DiSangro said common challenges for firms include:
- Proving the research’s technical uncertainty
- Proving that the required 80% of activities were a part of a process of experimentation
- Providing evidence for wages, supplies, and contract research
To protect themselves, it is crucial firms provide detailed and documented evidence of research activities. “The burden of proof is always on the taxpayer…This is something that you have to fight for,” DiSangro said.
AI can aid in the process. Ibrahim pointed to using AI for contemporaneous data collection, explaining that AI can “generate what it is. That’s an R&D credit… I think it’s just exciting that technology has gotten to now a point where this is possible.”
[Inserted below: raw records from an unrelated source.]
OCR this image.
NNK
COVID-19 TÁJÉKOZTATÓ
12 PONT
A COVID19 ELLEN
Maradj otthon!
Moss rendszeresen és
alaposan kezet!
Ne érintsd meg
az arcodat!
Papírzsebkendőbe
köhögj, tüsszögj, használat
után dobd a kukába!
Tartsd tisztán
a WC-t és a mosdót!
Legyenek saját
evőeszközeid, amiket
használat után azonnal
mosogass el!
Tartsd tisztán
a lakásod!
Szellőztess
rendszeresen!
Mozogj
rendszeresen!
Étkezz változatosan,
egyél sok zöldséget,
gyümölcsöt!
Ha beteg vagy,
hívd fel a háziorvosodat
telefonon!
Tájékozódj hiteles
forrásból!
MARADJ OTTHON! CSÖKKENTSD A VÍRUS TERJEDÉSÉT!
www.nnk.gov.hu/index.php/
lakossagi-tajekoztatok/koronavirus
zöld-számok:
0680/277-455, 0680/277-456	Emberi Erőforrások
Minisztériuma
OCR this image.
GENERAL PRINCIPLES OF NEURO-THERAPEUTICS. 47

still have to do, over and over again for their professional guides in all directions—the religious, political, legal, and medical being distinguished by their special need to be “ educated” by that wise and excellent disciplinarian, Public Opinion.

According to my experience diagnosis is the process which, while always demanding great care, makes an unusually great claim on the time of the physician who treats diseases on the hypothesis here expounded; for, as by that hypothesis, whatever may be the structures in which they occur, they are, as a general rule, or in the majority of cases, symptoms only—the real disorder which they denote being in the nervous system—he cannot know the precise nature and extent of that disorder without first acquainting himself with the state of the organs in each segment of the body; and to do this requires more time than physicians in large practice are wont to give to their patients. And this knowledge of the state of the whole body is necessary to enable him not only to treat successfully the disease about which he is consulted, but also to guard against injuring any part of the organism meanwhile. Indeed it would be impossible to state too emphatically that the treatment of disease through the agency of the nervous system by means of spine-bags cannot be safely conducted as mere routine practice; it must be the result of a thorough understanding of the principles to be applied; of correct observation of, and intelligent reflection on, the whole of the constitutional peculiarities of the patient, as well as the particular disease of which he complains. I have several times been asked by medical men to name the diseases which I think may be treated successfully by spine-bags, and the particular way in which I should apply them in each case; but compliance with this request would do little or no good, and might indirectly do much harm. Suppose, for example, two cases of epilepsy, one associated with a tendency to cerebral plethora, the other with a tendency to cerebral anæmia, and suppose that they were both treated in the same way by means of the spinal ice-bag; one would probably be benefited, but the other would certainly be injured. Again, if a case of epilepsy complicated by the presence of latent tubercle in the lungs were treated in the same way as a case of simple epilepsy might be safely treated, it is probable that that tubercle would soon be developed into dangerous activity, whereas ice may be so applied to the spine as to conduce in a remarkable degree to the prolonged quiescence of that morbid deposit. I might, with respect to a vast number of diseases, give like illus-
Staying on top of Section 174 legislation updates
Section 174 of the Tax Cuts and Jobs Act (TCJA) has created confusion and challenges for businesses regarding the treatment of research expenses. Navigating this complex landscape requires staying informed about potential legislative changes, such as H.R. 7024. Leveraging technology, like Artificial Intelligence (AI), can simplify data collection and tax credit calculations. Companies must consider the impact on their tax attributes and make informed decisions. Additionally, ensuring compliance with IRS requirements and providing detailed documentation of research activities is essential to avoid audits and penalties. By staying proactive and informed, businesses can navigate Section 174 and optimize their tax positions.